2. Calendula Balm/Salve
The oil can be added to melted beeswax, other butters and oils, and essential oils for a balm or salve.
One of the easiest ways to enjoy the benefits of Calendula is by making herbal tea infusion. You can use dried or fresh calendula. Just put them in water and boil them for around 10 to 15 minutes. You can boil 1 cup of water, then pour over the flowers and cover to infuse for 20 minutes. A stronger infusion can be made if using it as a sitz bath, oral mouth rinse, or vaginal douche.
For a more sunny tea, you would add the flowers to a mason jar, cover with cool water and let it sit in the sun for 5-6 hours.

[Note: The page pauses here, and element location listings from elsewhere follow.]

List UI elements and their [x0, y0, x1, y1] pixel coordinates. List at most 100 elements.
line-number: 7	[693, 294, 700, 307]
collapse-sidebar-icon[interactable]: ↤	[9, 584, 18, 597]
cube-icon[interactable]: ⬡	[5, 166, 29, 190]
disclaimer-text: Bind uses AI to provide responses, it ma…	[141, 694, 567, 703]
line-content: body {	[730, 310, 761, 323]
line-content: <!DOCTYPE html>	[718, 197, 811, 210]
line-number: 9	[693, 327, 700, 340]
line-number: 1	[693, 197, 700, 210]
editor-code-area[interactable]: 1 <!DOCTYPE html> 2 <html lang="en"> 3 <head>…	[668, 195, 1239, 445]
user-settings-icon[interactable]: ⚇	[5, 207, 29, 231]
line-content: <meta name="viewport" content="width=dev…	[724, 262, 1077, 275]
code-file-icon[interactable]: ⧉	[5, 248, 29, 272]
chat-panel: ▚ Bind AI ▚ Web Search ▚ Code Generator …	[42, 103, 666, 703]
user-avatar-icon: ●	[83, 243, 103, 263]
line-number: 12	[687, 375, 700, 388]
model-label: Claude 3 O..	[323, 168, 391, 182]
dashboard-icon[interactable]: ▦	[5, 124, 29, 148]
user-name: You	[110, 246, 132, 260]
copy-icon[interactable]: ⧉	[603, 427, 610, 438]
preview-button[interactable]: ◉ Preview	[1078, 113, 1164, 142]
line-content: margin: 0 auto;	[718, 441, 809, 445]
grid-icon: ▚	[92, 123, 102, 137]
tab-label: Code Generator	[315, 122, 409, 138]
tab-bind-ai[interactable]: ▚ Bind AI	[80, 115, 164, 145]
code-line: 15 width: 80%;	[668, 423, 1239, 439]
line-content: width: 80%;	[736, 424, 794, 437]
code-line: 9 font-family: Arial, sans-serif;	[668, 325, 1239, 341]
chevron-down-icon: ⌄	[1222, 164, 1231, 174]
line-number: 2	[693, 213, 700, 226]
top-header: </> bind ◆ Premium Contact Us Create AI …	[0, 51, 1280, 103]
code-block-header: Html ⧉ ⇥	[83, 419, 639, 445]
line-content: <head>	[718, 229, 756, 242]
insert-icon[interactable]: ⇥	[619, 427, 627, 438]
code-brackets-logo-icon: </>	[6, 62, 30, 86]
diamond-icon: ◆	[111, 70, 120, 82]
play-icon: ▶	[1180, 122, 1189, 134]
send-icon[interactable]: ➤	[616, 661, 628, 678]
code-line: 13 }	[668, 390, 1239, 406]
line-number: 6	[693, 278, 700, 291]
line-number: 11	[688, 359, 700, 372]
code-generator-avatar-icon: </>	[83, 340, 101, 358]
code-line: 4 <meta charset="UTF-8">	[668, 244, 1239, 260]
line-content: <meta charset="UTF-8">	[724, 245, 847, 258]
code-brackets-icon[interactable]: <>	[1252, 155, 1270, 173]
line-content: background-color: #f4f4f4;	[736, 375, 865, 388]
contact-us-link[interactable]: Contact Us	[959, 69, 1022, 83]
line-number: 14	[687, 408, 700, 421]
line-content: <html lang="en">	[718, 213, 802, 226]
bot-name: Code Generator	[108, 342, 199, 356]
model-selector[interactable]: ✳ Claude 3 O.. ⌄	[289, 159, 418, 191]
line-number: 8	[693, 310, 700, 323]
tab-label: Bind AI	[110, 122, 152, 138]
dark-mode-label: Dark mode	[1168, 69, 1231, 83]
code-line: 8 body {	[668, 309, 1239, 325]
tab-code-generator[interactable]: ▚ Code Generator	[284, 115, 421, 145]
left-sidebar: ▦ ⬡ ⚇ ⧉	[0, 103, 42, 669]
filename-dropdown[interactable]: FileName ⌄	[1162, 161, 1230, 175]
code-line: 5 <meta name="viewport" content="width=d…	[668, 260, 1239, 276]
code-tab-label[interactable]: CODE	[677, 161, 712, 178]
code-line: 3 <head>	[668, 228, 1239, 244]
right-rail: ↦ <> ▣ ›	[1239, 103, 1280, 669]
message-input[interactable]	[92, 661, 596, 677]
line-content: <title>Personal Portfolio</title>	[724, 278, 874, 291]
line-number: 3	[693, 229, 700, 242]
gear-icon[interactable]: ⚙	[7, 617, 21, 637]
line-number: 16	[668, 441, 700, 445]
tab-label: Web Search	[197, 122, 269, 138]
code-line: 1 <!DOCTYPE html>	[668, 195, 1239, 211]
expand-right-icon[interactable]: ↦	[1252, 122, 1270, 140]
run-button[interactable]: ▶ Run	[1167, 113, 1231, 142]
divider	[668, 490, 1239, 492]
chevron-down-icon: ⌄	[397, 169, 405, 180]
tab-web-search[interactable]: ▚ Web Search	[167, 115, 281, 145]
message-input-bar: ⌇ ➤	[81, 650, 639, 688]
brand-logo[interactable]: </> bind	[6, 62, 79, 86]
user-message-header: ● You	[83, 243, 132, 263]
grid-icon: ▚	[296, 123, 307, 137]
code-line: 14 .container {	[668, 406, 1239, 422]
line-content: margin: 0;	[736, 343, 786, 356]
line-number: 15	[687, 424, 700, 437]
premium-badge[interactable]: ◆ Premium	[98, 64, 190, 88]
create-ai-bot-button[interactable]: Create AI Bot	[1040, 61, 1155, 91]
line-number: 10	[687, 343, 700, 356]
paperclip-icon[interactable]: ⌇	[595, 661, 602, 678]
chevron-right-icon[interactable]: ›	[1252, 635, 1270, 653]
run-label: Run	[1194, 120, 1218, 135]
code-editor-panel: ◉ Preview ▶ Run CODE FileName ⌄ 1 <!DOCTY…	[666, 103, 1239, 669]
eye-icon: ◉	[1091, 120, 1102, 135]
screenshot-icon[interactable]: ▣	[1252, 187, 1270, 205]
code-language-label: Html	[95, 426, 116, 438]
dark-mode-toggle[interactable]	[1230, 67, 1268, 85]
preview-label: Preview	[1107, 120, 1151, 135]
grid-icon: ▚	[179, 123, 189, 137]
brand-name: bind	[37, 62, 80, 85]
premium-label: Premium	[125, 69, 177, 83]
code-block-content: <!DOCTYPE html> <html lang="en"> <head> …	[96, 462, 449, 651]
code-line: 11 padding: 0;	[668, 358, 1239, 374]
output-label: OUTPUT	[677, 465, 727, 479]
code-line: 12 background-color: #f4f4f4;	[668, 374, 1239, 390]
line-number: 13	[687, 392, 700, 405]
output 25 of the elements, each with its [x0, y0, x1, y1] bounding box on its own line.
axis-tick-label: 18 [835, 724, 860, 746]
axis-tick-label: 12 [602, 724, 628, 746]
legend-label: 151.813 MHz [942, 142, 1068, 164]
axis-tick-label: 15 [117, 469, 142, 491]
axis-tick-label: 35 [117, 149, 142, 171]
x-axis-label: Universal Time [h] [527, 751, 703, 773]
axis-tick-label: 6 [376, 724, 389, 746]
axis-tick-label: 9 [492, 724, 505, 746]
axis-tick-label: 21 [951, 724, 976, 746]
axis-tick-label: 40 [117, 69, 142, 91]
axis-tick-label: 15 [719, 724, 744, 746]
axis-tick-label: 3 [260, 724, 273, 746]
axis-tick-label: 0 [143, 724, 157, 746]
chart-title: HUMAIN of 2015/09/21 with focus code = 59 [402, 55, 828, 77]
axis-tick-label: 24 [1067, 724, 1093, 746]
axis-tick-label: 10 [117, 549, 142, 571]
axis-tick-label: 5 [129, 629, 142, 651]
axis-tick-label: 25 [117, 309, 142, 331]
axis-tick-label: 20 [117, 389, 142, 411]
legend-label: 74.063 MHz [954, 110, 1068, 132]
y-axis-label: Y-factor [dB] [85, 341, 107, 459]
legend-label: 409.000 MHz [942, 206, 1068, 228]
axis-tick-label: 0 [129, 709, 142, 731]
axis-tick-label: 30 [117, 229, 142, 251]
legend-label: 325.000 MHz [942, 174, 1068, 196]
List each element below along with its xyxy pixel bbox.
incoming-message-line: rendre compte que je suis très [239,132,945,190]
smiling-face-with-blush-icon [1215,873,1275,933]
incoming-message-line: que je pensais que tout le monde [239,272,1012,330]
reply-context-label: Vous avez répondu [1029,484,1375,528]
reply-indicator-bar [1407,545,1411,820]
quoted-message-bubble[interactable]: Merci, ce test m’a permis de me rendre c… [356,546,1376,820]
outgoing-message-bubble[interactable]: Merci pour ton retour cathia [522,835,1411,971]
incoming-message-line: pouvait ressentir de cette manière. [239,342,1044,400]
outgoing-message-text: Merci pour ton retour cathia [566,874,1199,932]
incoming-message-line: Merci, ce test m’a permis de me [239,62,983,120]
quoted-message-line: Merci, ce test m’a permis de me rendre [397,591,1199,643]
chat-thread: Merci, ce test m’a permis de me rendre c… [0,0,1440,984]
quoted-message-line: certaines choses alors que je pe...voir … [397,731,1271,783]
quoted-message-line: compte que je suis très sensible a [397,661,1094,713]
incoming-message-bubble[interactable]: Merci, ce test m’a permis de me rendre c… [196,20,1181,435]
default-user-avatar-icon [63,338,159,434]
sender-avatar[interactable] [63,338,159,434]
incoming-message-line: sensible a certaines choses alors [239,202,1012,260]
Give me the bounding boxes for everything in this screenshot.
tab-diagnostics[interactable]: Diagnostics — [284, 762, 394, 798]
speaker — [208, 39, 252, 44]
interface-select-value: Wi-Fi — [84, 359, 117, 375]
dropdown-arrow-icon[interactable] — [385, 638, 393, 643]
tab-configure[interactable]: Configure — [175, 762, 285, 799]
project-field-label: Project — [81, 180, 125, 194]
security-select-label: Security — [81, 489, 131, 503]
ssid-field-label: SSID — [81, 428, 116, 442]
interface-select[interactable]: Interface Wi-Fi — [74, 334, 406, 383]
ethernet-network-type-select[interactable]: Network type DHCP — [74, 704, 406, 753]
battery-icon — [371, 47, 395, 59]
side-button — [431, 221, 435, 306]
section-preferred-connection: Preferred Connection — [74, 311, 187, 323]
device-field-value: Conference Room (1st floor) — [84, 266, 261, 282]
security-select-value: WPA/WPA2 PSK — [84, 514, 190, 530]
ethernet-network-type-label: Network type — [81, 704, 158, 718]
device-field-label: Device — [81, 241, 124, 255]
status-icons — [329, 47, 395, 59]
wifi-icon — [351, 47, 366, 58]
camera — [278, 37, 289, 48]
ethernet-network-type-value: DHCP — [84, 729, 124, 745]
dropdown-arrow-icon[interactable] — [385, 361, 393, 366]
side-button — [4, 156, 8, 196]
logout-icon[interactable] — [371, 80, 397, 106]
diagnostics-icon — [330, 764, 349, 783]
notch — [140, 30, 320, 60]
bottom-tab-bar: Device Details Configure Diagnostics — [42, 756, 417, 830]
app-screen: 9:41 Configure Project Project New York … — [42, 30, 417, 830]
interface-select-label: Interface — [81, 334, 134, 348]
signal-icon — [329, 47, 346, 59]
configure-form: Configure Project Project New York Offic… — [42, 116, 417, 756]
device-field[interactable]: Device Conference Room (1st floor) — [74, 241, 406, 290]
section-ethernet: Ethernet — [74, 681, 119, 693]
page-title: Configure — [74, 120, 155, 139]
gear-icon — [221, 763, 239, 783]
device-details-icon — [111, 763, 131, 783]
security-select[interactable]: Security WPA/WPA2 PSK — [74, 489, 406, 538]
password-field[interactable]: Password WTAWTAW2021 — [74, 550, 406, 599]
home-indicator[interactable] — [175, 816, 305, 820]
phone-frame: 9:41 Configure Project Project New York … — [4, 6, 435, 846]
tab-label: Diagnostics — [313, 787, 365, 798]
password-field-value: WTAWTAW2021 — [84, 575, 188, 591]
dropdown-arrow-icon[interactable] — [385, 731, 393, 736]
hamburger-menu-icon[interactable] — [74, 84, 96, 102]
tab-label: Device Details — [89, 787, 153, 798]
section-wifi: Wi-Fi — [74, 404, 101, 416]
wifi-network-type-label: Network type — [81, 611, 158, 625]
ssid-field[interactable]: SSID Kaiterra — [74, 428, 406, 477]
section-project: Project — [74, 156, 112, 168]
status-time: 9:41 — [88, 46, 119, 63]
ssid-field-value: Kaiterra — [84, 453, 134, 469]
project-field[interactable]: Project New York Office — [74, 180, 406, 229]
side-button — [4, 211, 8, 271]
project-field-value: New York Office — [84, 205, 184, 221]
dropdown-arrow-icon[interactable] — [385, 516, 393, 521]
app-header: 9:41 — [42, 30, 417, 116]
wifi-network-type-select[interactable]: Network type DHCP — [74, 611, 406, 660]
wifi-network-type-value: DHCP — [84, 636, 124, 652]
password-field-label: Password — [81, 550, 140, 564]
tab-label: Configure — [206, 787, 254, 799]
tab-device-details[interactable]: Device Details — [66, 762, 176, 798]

As a most joyous, uplifting, versatile herb that has been proven over an abundance of time, Calendula is one of those herbs that should be a staple in every garden, kitchen and apothecary. It is by far, one of my favorites to use and work with. Included in my Boo Boo Balm for its wound healing properties, my Coco Cleanse for its magnificent skin care benefits, my Baby Booty Balm for its effectiveness in healing rashes, my Growing Belly Balm for its soothing and smoothing properties, my Nipple Balm for its ability to heal abrasions, inflammation, as well as create an antimicrobial protective barrier on the nipple, and the Pure Deodorant for its skin soothing and anti-inflammatory properties, it is easy to see how calendula is used across the board for many common, everyday issues.
Add a little joy and sunshine to your life by incorporating calendula wherever you can!
What are your favorite ways to use her?